CSC362 2004S, Class 17: Predictive Parsing (3): Helpful Tables

Admin:
* The late list returns: Ananta (abs), Piper (abs), Davis
* Questions or comments on yesterday's lab?
  * Feel free to copy code (and cite it)
  * Feel free to email questions
* Questions on your parsers?
  * Will Sam write the tests for you?  No.
  * Do we have to do hand-coded predictive parsers.  No.  However, if you do something else and things go wrong: (1) It's your own damn fault and (2) I'll be less likely to be able to help you.
  * What are some things likely to cause problems?
    * Statements include assignment statements or procedure calls; both assignment statements and procedure calls begin with identifiers
    * Factors include both function calls and identifiers; both begin with identifiers
    * Pascal makes the stupid decision that zeroary functions and procedures don't need parens
      * Solution one: Handle it at the type-checking phase
      * Solution two: Change the language [Sam permits it in this case]
  * How do we deal with things that may have many different forms (e.g., variables)?
    * Check each in turn (sorry)

What do we do when lots of right hand sides begin with the same thing
variable ::= identifier
variable ::= identifier . identifier
vairable ::= identifier [ expression ]
variable ::= variable^
variable ::= function_call 
function_call ::= identifier ( expression_list )

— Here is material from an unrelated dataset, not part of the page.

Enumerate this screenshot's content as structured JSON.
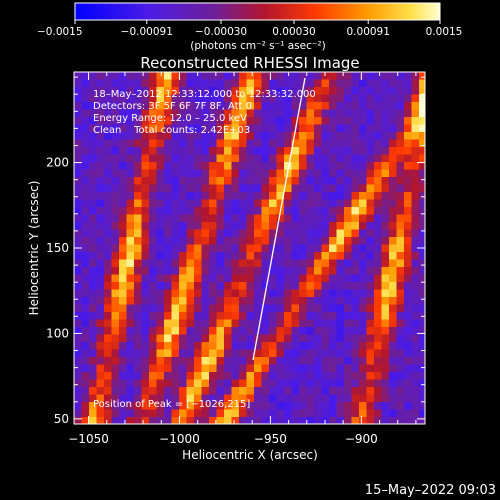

Traditionally when we have this problem, we *left factor* the grammar.
Extract common part of RHSs, create new nonterminal for the stuff you have to decide between

variable ::= identifier extra-variable-stuff

extra-variable-stuff ::= epsilon
extra-variable-stuff ::= DOT identifier
extra-variable-stuff ::= LBRACKET expression RBRACKET
extra-variable-stuff ::= UPARROW
extra-variable-stuff ::= LPAREN expression_list RPAREN

public Node parseVariable(TokenStream tokens)
{
  if (tokens.peek() instanceof Identifier)
    parseExtraVariableStuff(tokens.next(), tokens);
  else
    return error("You seem unaware of what a variable is");
} // parseVariable(TokenStream)

public Node parseExtraVariableStuff(Token id, TokenStream tokens)
{
  if (tokens.peek() == PascalTokens.T_LEFT_BRACE) {
    Vector children = new Vector;
    children.add(new Node(id, null));
    consume(tokens, PascalTokens.T_LEFT_BRACE);
    children.add(parseExpression(tokens));
    consume(tokens, PascalTokens.T_RIGHT_BRACE);
    return new Node(PascalNonterminals.ARRAY_REFERENCE, children);
  }
  ...
  else {
    return new Node(id, null); // Just the identifier
  }
} // parseExtraVariableStuff(Token, TokenStream)

Overview:
* Three helpful tables and two helpful functions
* Why we have those tables
* The first function
* Building the First table
* The nullable function
* Building the Nullable table
* Building the Follow table

/Sample Grammars/
Grammar One:
R1: s ::= b s X
R2: s ::= A
R3: b ::= epsilon
R4: b ::= B

Grammar Two:
R1: s ::= b X
R2: s ::= A C
R3: s ::= c d
R4: b ::= epsilon
R5: b ::= B
R6: c ::= C
R7: c ::= epsilon
R8: d ::= D
R9: d ::= epsilon

Overall goal of recursive-descent analysis:
* Given a nonterminal to match and the next input token, determine precisely which RHS to apply.
* Easy part: If the next input token can begin exactly one rhs for the nonterminal, you're set.
  * For rhs's that begin with tokens, this is easy.
  * For rhs's that begin with nonterminals, we need to do more work (first(rhs))
* Hard part: What happens if the rhs can be empty?
  * How do we determine if a rhs can be empty?  nullable(rhs)
  * How do we decide whether or not to apply a => empty rule?
    * The hack answer: Whenever nothing else applies, apply that rule
    * The better answer: If the next input token can *follow* the nonterminal in a derived string, feel free to nullify the nonterminal (catches errors early; also helps identify potential problems in the grammar)  Follow[n]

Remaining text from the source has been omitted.